Why we hasten decision making is quite clear. We’re inundated with incessant distractions that compete for our attention, and, at the same time, we’re facing profound pressure to go faster and drive our businesses forward, even when the path ahead is unclear.

In the aftermath of information overwhelm, evolving technology, and rapidly changing business environments, people often unconsciously fall into a pernicious paradox called the “urgency trap.””

It then recommends several ways to overcome this including:

·????????Question Assumptions and Biases

·????????Reason Through Logic

·????????Listen Actively and Openly

This is particularly pertinent if you use some form of Artificial Intelligence (AI) which can be very useful in helping build a quick response, but can also “hallucinate” and provide the wrong answer as happened to some litigation lawyers in New York recently.
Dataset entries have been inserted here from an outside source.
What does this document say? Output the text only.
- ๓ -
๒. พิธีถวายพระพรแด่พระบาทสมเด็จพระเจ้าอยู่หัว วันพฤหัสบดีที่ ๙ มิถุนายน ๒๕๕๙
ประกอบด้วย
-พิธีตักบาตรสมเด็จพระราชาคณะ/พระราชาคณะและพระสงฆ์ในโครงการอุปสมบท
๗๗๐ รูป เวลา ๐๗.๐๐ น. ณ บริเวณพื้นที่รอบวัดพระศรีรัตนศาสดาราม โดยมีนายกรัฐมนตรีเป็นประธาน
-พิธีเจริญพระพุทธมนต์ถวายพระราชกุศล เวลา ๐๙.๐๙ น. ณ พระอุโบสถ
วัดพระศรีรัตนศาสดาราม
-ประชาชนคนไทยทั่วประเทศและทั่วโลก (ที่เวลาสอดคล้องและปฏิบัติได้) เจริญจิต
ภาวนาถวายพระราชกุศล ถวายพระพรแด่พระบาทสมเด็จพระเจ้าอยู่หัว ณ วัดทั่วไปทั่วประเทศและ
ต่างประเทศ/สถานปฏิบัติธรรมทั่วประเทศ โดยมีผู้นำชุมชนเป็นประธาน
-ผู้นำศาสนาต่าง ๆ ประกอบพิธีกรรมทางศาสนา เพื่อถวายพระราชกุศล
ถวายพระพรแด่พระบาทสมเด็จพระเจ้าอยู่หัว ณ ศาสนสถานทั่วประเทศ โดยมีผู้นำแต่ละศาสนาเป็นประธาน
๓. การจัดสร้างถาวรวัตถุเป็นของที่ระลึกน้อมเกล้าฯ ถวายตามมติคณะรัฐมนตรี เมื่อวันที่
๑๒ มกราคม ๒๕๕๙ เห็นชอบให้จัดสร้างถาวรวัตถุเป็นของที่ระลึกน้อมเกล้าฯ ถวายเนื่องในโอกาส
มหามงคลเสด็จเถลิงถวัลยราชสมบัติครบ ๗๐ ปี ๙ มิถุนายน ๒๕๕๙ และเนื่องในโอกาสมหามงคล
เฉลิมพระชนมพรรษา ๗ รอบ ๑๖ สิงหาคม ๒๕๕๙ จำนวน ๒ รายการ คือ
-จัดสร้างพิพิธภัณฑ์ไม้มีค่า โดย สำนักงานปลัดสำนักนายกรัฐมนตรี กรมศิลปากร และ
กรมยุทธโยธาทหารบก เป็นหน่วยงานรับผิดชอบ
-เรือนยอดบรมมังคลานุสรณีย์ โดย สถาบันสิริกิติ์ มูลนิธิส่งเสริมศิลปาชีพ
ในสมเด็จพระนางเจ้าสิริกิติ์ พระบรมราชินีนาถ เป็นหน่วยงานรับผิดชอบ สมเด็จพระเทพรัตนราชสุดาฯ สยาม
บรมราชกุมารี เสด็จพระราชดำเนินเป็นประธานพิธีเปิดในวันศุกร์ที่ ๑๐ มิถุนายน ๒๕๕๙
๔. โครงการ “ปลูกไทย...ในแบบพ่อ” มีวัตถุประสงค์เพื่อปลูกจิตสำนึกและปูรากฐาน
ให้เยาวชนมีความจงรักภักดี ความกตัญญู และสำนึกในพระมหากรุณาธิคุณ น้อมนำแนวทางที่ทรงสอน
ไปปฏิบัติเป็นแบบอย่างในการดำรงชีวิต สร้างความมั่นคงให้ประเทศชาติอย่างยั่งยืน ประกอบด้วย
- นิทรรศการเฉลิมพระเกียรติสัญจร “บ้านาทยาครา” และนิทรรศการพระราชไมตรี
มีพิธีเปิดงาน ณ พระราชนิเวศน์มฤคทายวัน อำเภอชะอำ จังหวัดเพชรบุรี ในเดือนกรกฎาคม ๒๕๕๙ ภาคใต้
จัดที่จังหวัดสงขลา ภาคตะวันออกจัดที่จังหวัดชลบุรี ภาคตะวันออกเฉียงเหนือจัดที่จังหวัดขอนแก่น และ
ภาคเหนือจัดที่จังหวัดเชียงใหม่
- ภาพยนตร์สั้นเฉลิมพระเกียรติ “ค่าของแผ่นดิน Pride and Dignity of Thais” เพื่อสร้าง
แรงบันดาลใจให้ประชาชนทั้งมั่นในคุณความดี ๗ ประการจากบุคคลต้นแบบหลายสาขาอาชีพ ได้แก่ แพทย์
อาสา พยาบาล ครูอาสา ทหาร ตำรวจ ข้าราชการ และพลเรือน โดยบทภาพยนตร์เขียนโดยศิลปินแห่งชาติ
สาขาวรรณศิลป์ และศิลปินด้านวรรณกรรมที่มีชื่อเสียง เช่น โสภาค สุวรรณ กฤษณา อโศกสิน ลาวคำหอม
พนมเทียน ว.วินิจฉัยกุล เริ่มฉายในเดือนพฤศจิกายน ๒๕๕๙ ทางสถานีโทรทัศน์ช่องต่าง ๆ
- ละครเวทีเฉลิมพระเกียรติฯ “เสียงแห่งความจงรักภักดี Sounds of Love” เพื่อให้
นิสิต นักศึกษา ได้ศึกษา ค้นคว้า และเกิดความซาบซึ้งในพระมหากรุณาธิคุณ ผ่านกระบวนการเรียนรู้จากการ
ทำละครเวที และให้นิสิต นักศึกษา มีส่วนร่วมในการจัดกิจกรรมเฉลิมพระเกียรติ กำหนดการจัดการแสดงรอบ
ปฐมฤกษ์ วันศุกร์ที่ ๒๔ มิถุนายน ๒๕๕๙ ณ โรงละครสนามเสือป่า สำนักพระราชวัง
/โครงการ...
If you have understood and grasped the issues at a first principles level it will be so much easier to evaluate this sort of input.

When we are children we all start learning from first principles, but we quickly get put in our place by adults who tell us this is how it is because I say so. Jim Collins in his book Good to Great analysed the factors which make an organisation not just good , but great. A great lawyer or doctor or commercial director will seek to understand the root cause of an issue they are dealing with. A good professional who is competent and diligent, but who nevertheless does not do this, will find it much harder if the going gets tough and some of the underlying “assumed” first principles shift or change.

As Plato sagely observed:

“There's no chance of their having a conscious glimpse of the truth as long as they refuse to disturb the things they take for granted and remain incapable of explaining them. For if your starting-point is unknown, and your end-point and intermediate stages are woven together out of unknown material, there may be coherence, but knowledge is completely out of the question.”